I mean this helpfully, not scornfully. You’ll probably have greater sucess with a fresh thread than trying to un-derail this one. Or at least restate clearly and from scratch whatever your OP was really intended to be. And do so in the next couple of posts, then ask everybody to start over from post #20 or whatever.

Pretty much all Americans would like to see America be “great”. That doesn’t mean that all Americans are MAGA.

That seems like an entirely non-controversial proposition.

But is the term “incel” or any term useful?

They’re people. More men maybe, but some women have trouble attracting as well. Sometimes their approach and situations can be improved. Sometimes they can’t, and maybe they get the most benefit by accepting what they have and making the best of it. But is the “incel” grouping going to help them at all? I think they deserve to be treated as individual people more than some group.
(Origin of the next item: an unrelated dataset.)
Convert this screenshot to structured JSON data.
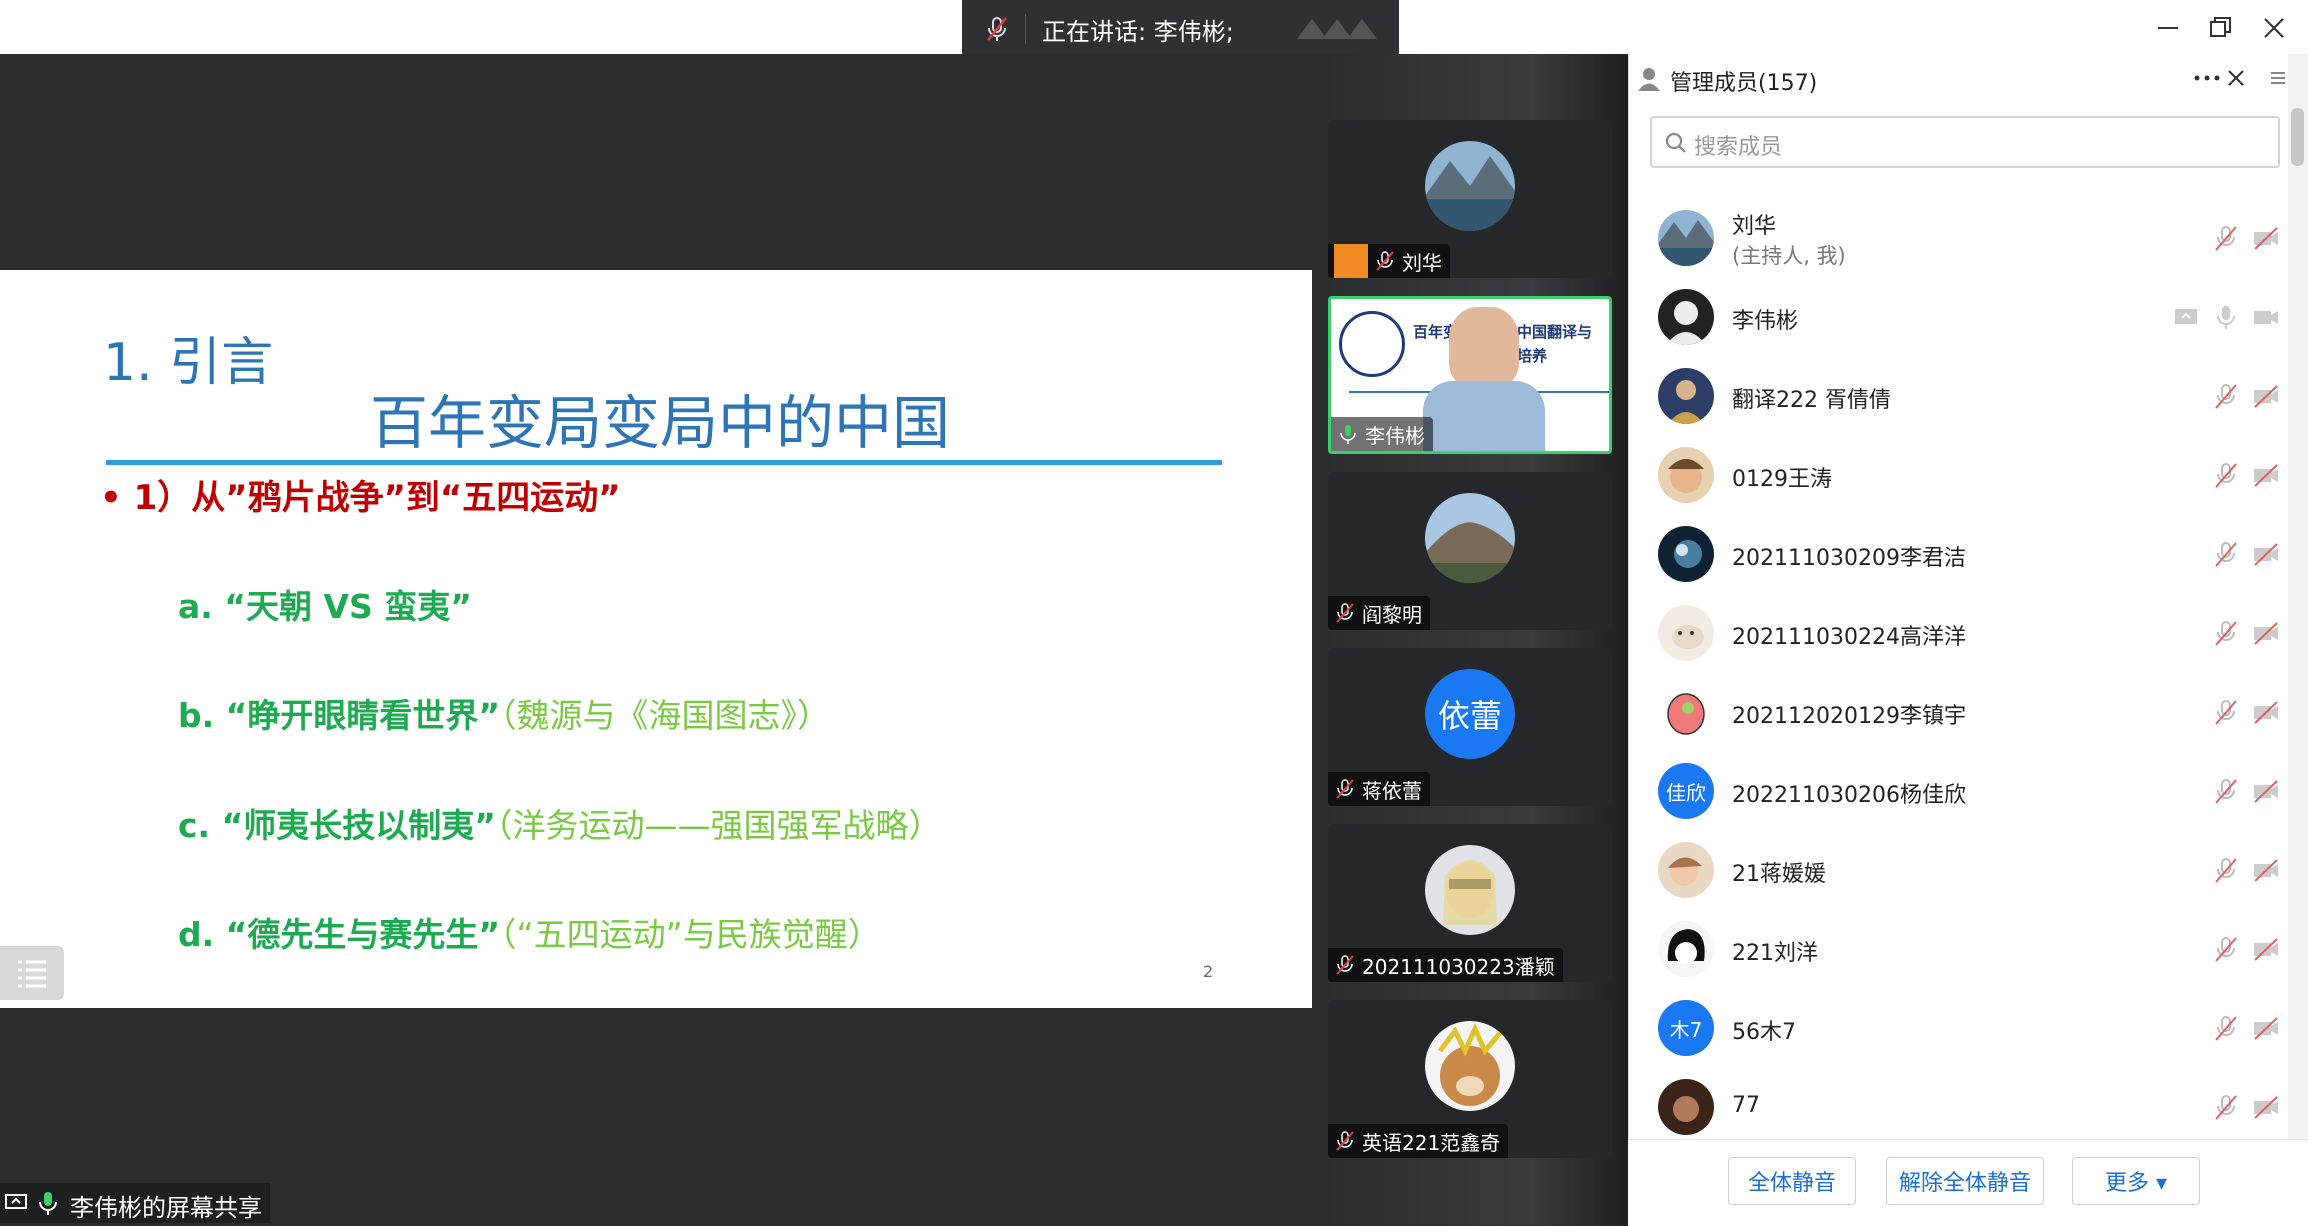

I come from social awkwardness, was more awkward at one time. I’m single right now and I need to be the best version of myself I can be. I have been to meetups that are dominated by socially awkward people and… I understand the “ick” feeling at some point. It does get discomfiting at times. But some of these people can improve, and if they want to date there is hope. But I’m not sure lumping together helps very much.

A different term might be useful. But “incel” is already taken. I’m not convinced we need a word “for someone to struggle in relationships or finding a mate for reasons that are not necessarily related to a bad attitude or ideology.” Any such term will probably be over inclusive or under inclusive.

We’ve had exactly the same issue in threads asking why there’s anything wrong with virtue signaling, and laying out an extensive thesis pointlessly explaining why displaying virtue is not necessarily a bad thing. Displaying virtue is not a bad thing, but virtue signaling is a bad thing by definition, because the established idiom carries a negative connotation of ostentation.